Border Officials Discover Underground Pipeline Smuggling Liquor Out of Ukraine

Vodka Pipeline

A vodka pipeline used for smuggling was found in Ukraine. (Photo:

The war between Russia and Ukraine continues to wage following Russia’s February invasion. In the midst of the clash, Ukraine border officials uncovered something unexpected and unrelated to the war: An underground “vodka pipeline” used to smuggle bootleg liquor.

The Ukrainian government said the pipeline was used to transport bootleg alcohol from Ukraine into Moldova, according to Vice.

The State Border Service of Ukraine shared a video on YouTube — which has since been removed — showing officials filling a plastic jug with vodka from the pipeline.
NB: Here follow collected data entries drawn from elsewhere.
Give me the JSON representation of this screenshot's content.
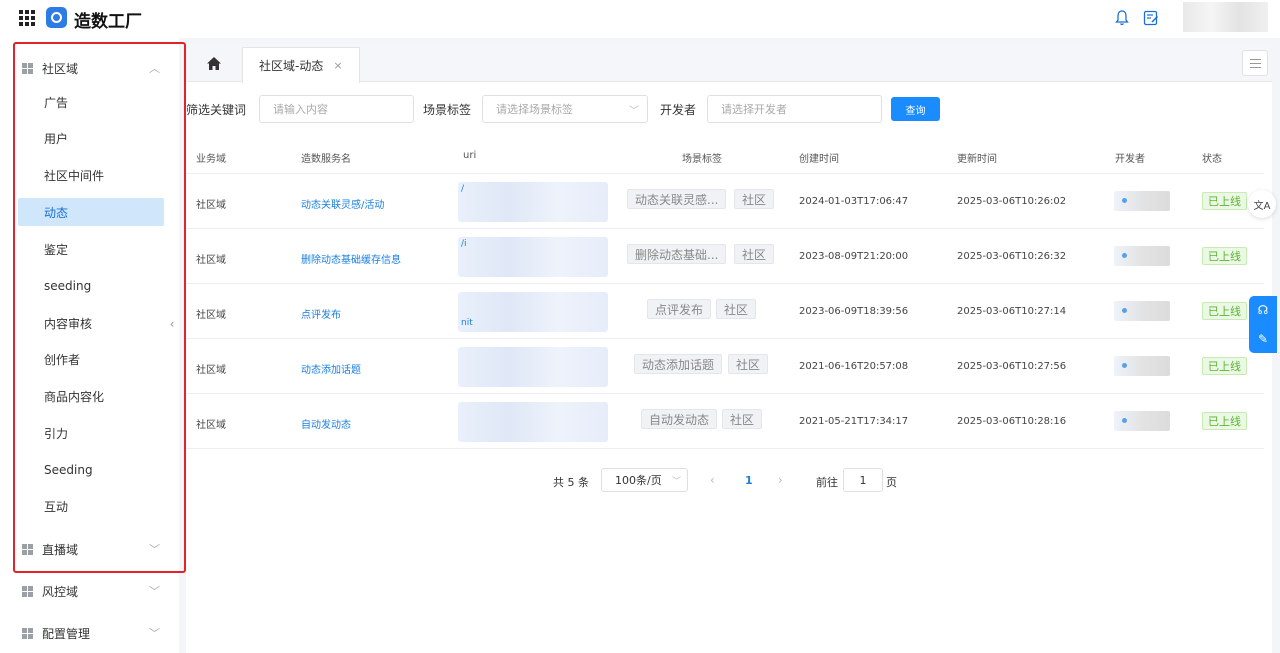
{
  "app": {
    "title": "造数工厂"
  },
  "sidebar": {
    "groups": [
      {
        "label": "社区域",
        "expanded": true
      },
      {
        "label": "直播域",
        "expanded": false
      },
      {
        "label": "风控域",
        "expanded": false
      },
      {
        "label": "配置管理",
        "expanded": false
      }
    ],
    "items": [
      "广告",
      "用户",
      "社区中间件",
      "动态",
      "鉴定",
      "seeding",
      "内容审核",
      "创作者",
      "商品内容化",
      "引力",
      "Seeding",
      "互动"
    ],
    "active_item": "动态"
  },
  "tabs": {
    "active_label": "社区域-动态",
    "close": "×"
  },
  "filters": {
    "keyword_label": "筛选关键词",
    "keyword_placeholder": "请输入内容",
    "scene_label": "场景标签",
    "scene_placeholder": "请选择场景标签",
    "developer_label": "开发者",
    "developer_placeholder": "请选择开发者",
    "query_button": "查询"
  },
  "table": {
    "headers": [
      "业务域",
      "造数服务名",
      "uri",
      "场景标签",
      "创建时间",
      "更新时间",
      "开发者",
      "状态"
    ],
    "rows": [
      {
        "domain": "社区域",
        "service": "动态关联灵感/活动",
        "uri": "/",
        "tags": [
          "动态关联灵感...",
          "社区"
        ],
        "created": "2024-01-03T17:06:47",
        "updated": "2025-03-06T10:26:02",
        "status": "已上线"
      },
      {
        "domain": "社区域",
        "service": "删除动态基础缓存信息",
        "uri": "/i",
        "tags": [
          "删除动态基础...",
          "社区"
        ],
        "created": "2023-08-09T21:20:00",
        "updated": "2025-03-06T10:26:32",
        "status": "已上线"
      },
      {
        "domain": "社区域",
        "service": "点评发布",
        "uri": "nit",
        "tags": [
          "点评发布",
          "社区"
        ],
        "created": "2023-06-09T18:39:56",
        "updated": "2025-03-06T10:27:14",
        "status": "已上线"
      },
      {
        "domain": "社区域",
        "service": "动态添加话题",
        "uri": "",
        "tags": [
          "动态添加话题",
          "社区"
        ],
        "created": "2021-06-16T20:57:08",
        "updated": "2025-03-06T10:27:56",
        "status": "已上线"
      },
      {
        "domain": "社区域",
        "service": "自动发动态",
        "uri": "",
        "tags": [
          "自动发动态",
          "社区"
        ],
        "created": "2021-05-21T17:34:17",
        "updated": "2025-03-06T10:28:16",
        "status": "已上线"
      }
    ]
  },
  "pagination": {
    "total": "共 5 条",
    "page_size": "100条/页",
    "current_page": "1",
    "goto_label": "前往",
    "goto_value": "1",
    "goto_unit": "页"
  },
  "floating": {
    "translate": "文A"
  },
  "colors": {
    "accent": "#1a8cff",
    "highlight_box": "#e2232a",
    "active_bg": "#cfe6fb",
    "status_green": "#5ab52e"
  }
}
“Three hundred meters of polyethlene pipe stretched from the state border underground in the direction of the private home of a 32-year-old citizen of Ukraine,” the Ukrainian government said in a statement, per Vice. “Previously, the discovered highway was used for the illegal transfer of alcohol to Ukraine from the Transnistrian segment of the Moldovan-Ukrainian border.”
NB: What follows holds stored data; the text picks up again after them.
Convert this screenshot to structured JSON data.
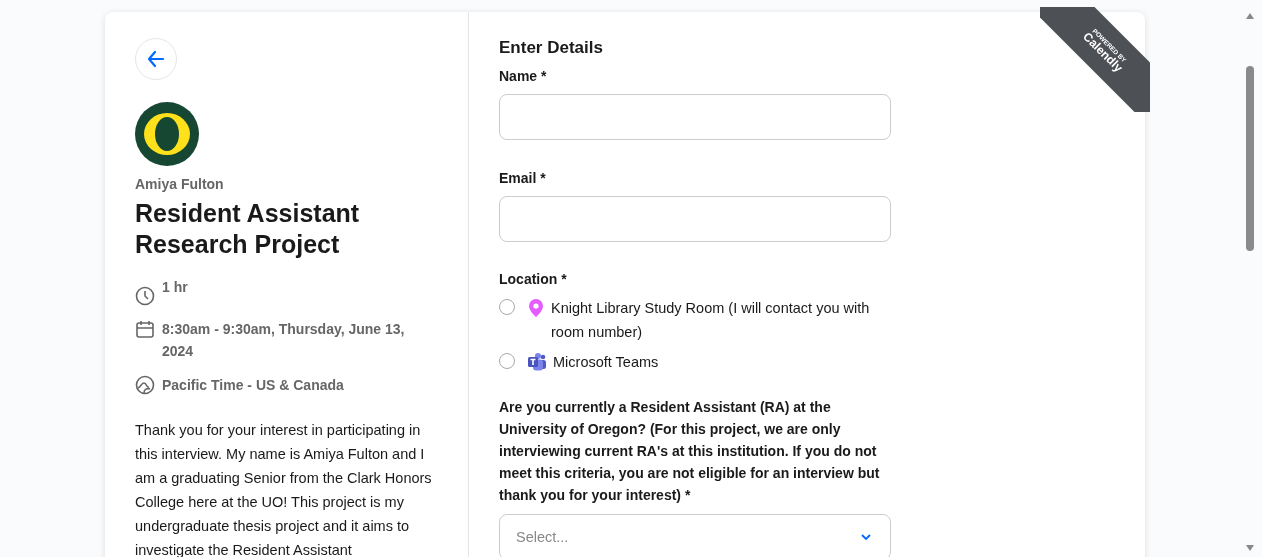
{
  "badge": {
    "line_1": "POWERED BY",
    "line_2": "Calendly"
  },
  "event": {
    "host": "Amiya Fulton",
    "title": "Resident Assistant Research Project",
    "duration": "1 hr",
    "when": "8:30am - 9:30am, Thursday, June 13, 2024",
    "timezone": "Pacific Time - US & Canada",
    "description": "Thank you for your interest in participating in this interview. My name is Amiya Fulton and I am a graduating Senior from the Clark Honors College here at the UO! This project is my undergraduate thesis project and it aims to investigate the Resident Assistant"
  },
  "form": {
    "heading": "Enter Details",
    "fields": [
      {
        "kind": "text",
        "label": "Name *"
      },
      {
        "kind": "text",
        "label": "Email *"
      }
    ],
    "location": {
      "label": "Location *",
      "options": [
        {
          "kind": "pin",
          "label": "Knight Library Study Room (I will contact you with room number)",
          "selected": false
        },
        {
          "kind": "teams",
          "label": "Microsoft Teams",
          "selected": false
        }
      ]
    },
    "question": {
      "label": "Are you currently a Resident Assistant (RA) at the University of Oregon? (For this project, we are only interviewing current RA's at this institution. If you do not meet this criteria, you are not eligible for an interview but thank you for your interest) *",
      "placeholder": "Select..."
    }
  }
}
The Ukrainian government said it plans to investigate and dismantle the pipeline.

The pipeline is one of many built under the former Soviet Union to transport cheap Russian vodka out of the country to sell for large profits.

Other pipelines that have been uncovered in the area formerly ruled by the Soviet Union include a two-mile pipeline between Belarus and Lithuania found in 2004; a one-mile pipeline between Russian and Estonia found in 2008; and a half-kilometer (about 0.31-mile) pipeline between Kazakhstan and Kyrgyzstan discovered in 2013.